Publication: Texas Society of Architects Emerging Design + Technology Conference (TxA)
Publication Type: Conference Proceedings
Conference Location: San Antonio, Texas.
Article Title: Craft-Based CFRP Systems for Rapidly Deployable Architectures
Authors: Andrew John Wit, Mariana Ibanez + Simon Kim
Publication Date: November, 2016
Page Number: 124-135
Abstract: Carbon fiber reinforced polymer (CFRP) is revolutionizing the ways in which automotive, aviation, marine, and product designers think about the design and production processes.

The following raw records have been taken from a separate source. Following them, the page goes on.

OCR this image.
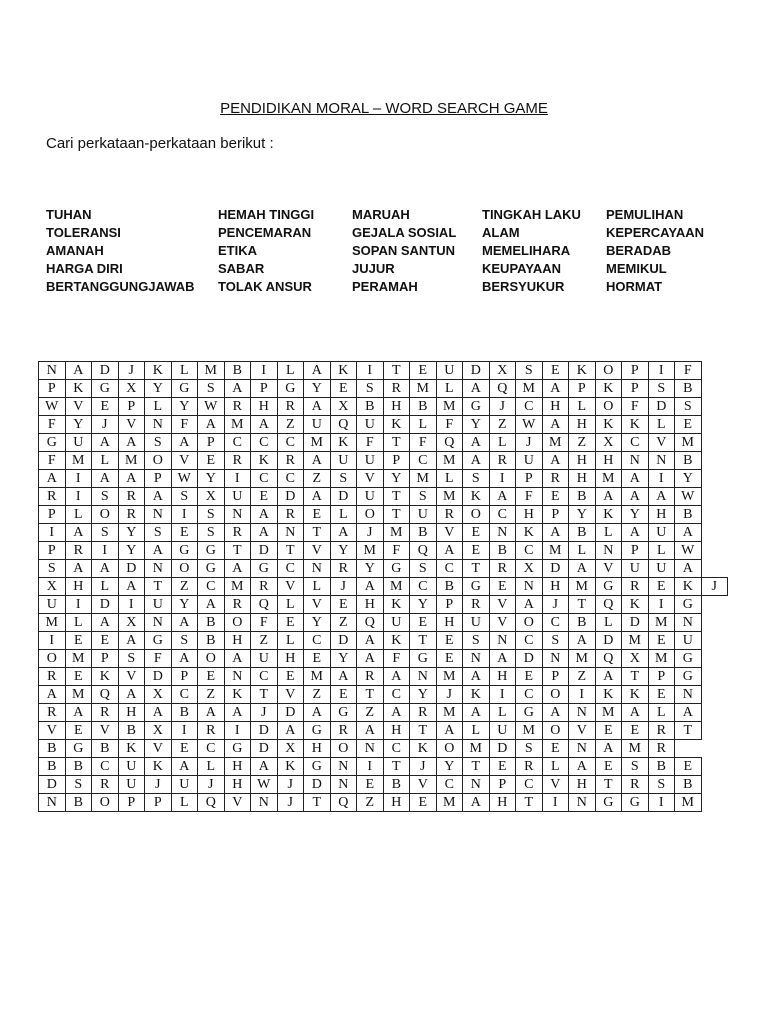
PENDIDIKAN MORAL – WORD SEARCH GAME
Cari perkataan-perkataan berikut :
TUHAN
TOLERANSI
AMANAH
HARGA DIRI
BERTANGGUNGJAWAB
HEMAH TINGGI
PENCEMARAN
ETIKA
SABAR
TOLAK ANSUR
MARUAH
GEJALA SOSIAL
SOPAN SANTUN
JUJUR
PERAMAH
TINGKAH LAKU
ALAM
MEMELIHARA
KEUPAYAAN
BERSYUKUR
PEMULIHAN
KEPERCAYAAN
BERADAB
MEMIKUL
HORMAT
N	A	D	J	K	L	M	B	I	L	A	K	I	T	E	U	D	X	S	E	K	O	P	I	F	
P	K	G	X	Y	G	S	A	P	G	Y	E	S	R	M	L	A	Q	M	A	P	K	P	S	B	
W	V	E	P	L	Y	W	R	H	R	A	X	B	H	B	M	G	J	C	H	L	O	F	D	S	
F	Y	J	V	N	F	A	M	A	Z	U	Q	U	K	L	F	Y	Z	W	A	H	K	K	L	E	
G	U	A	A	S	A	P	C	C	C	M	K	F	T	F	Q	A	L	J	M	Z	X	C	V	M	
F	M	L	M	O	V	E	R	K	R	A	U	U	P	C	M	A	R	U	A	H	H	N	N	B	
A	I	A	A	P	W	Y	I	C	C	Z	S	V	Y	M	L	S	I	P	R	H	M	A	I	Y	
R	I	S	R	A	S	X	U	E	D	A	D	U	T	S	M	K	A	F	E	B	A	A	A	W	
P	L	O	R	N	I	S	N	A	R	E	L	O	T	U	R	O	C	H	P	Y	K	Y	H	B	
I	A	S	Y	S	E	S	R	A	N	T	A	J	M	B	V	E	N	K	A	B	L	A	U	A	
P	R	I	Y	A	G	G	T	D	T	V	Y	M	F	Q	A	E	B	C	M	L	N	P	L	W	
S	A	A	D	N	O	G	A	G	C	N	R	Y	G	S	C	T	R	X	D	A	V	U	U	A	
X	H	L	A	T	Z	C	M	R	V	L	J	A	M	C	B	G	E	N	H	M	G	R	E	K	J
U	I	D	I	U	Y	A	R	Q	L	V	E	H	K	Y	P	R	V	A	J	T	Q	K	I	G	
M	L	A	X	N	A	B	O	F	E	Y	Z	Q	U	E	H	U	V	O	C	B	L	D	M	N	
I	E	E	A	G	S	B	H	Z	L	C	D	A	K	T	E	S	N	C	S	A	D	M	E	U	
O	M	P	S	F	A	O	A	U	H	E	Y	A	F	G	E	N	A	D	N	M	Q	X	M	G	
R	E	K	V	D	P	E	N	C	E	M	A	R	A	N	M	A	H	E	P	Z	A	T	P	G	
A	M	Q	A	X	C	Z	K	T	V	Z	E	T	C	Y	J	K	I	C	O	I	K	K	E	N	
R	A	R	H	A	B	A	A	J	D	A	G	Z	A	R	M	A	L	G	A	N	M	A	L	A	
V	E	V	B	X	I	R	I	D	A	G	R	A	H	T	A	L	U	M	O	V	E	E	R	T	
B	G	B	K	V	E	C	G	D	X	H	O	N	C	K	O	M	D	S	E	N	A	M	R		
B	B	C	U	K	A	L	H	A	K	G	N	I	T	J	Y	T	E	R	L	A	E	S	B	E	
D	S	R	U	J	U	J	H	W	J	D	N	E	B	V	C	N	P	C	V	H	T	R	S	B	
N	B	O	P	P	L	Q	V	N	J	T	Q	Z	H	E	M	A	H	T	I	N	G	G	I	M	
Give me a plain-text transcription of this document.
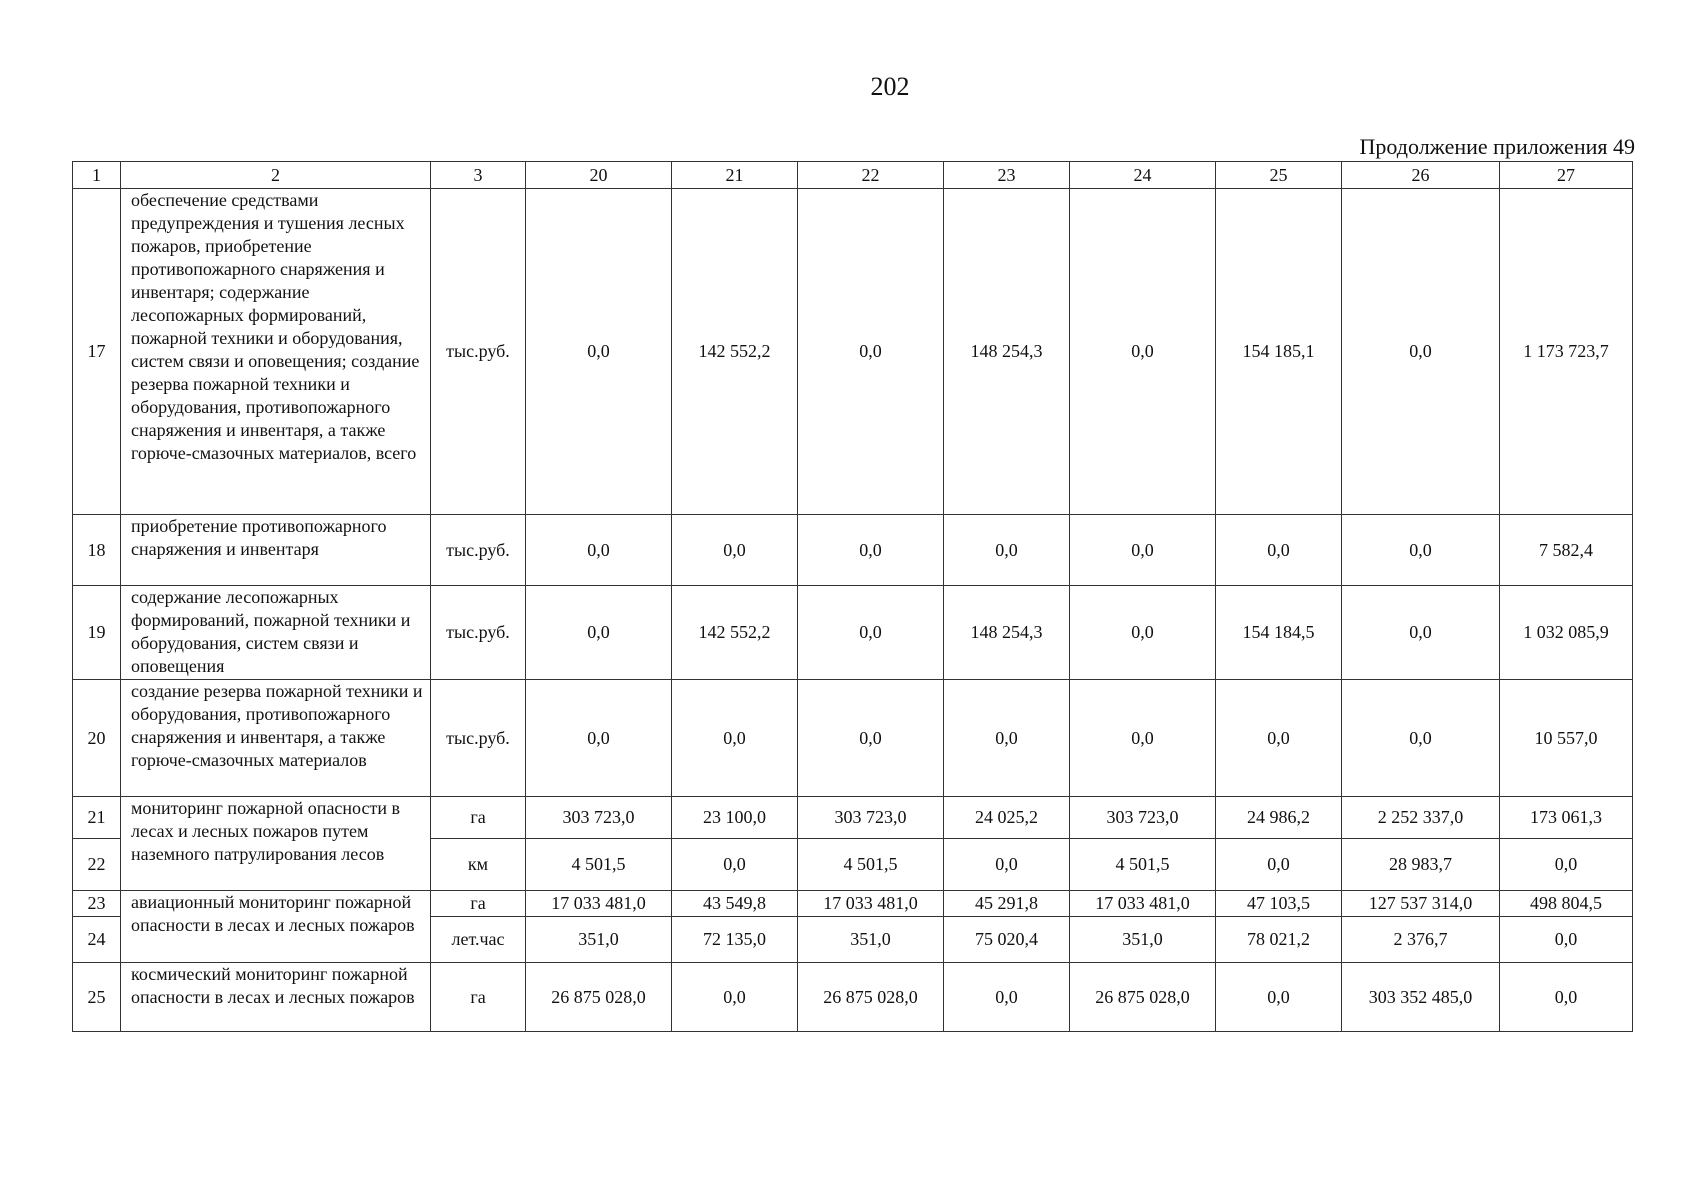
202
Продолжение приложения 49
1	2	3	20	21	22	23	24	25	26	27
17	обеспечение средствами предупреждения и тушения лесных пожаров, приобретение противопожарного снаряжения и инвентаря; содержание лесопожарных формирований, пожарной техники и оборудования, систем связи и оповещения; создание резерва пожарной техники и оборудования, противопожарного снаряжения и инвентаря, а также горюче-смазочных материалов, всего	тыс.руб.	0,0	142 552,2	0,0	148 254,3	0,0	154 185,1	0,0	1 173 723,7
18	приобретение противопожарного снаряжения и инвентаря	тыс.руб.	0,0	0,0	0,0	0,0	0,0	0,0	0,0	7 582,4
19	содержание лесопожарных формирований, пожарной техники и оборудования, систем связи и оповещения	тыс.руб.	0,0	142 552,2	0,0	148 254,3	0,0	154 184,5	0,0	1 032 085,9
20	создание резерва пожарной техники и оборудования, противопожарного снаряжения и инвентаря, а также горюче-смазочных материалов	тыс.руб.	0,0	0,0	0,0	0,0	0,0	0,0	0,0	10 557,0
21	мониторинг пожарной опасности в лесах и лесных пожаров путем наземного патрулирования лесов	га	303 723,0	23 100,0	303 723,0	24 025,2	303 723,0	24 986,2	2 252 337,0	173 061,3
22		км	4 501,5	0,0	4 501,5	0,0	4 501,5	0,0	28 983,7	0,0
23	авиационный мониторинг пожарной опасности в лесах и лесных пожаров	га	17 033 481,0	43 549,8	17 033 481,0	45 291,8	17 033 481,0	47 103,5	127 537 314,0	498 804,5
24		лет.час	351,0	72 135,0	351,0	75 020,4	351,0	78 021,2	2 376,7	0,0
25	космический мониторинг пожарной опасности в лесах и лесных пожаров	га	26 875 028,0	0,0	26 875 028,0	0,0	26 875 028,0	0,0	303 352 485,0	0,0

CFRP’s high strength-to-weight ratio, its material/structural efficiencies in design and fabrication, and its ease and accuracy of application through robotic fiber placement or hand winding/layering, as well as its ability to be fashioned into complex yet repeatable geometries, have opened up new possibilities for solving previously complex design and engineering problems. Although these traits make CFRP a more than interesting choice for utilization within the discipline of architectural design, current industrial processes for the placement of CFRP put emphasis not on the finished artifacts’ visual, tactile, and sensory-based possibilities that could be exploited through the utilization of this new material, but rather, solely on the production of optimized shells and easily repeatable forms. Unlike fields such as aviation, automotive, and marine design, where products are mass-produced to have identical dimensions, structural properties, and appearance, architecture requires the freedom and flexibility to seamlessly alter individual building elements or the design as a whole on a project-by-project basis. For this reason, this paper questions current methodologies of building construction and proposes a system for rapidly deployable architectures constructed by hand and/or robotic craft-based CFRP tow placement methodologies. Through the lens of the recently completed project rolyPOLY, this paper examines the benefits native to CFRP in the context of architecture while being applied and evaluated through the artifact's optical, structural, functional, sensorial, and tactile merits.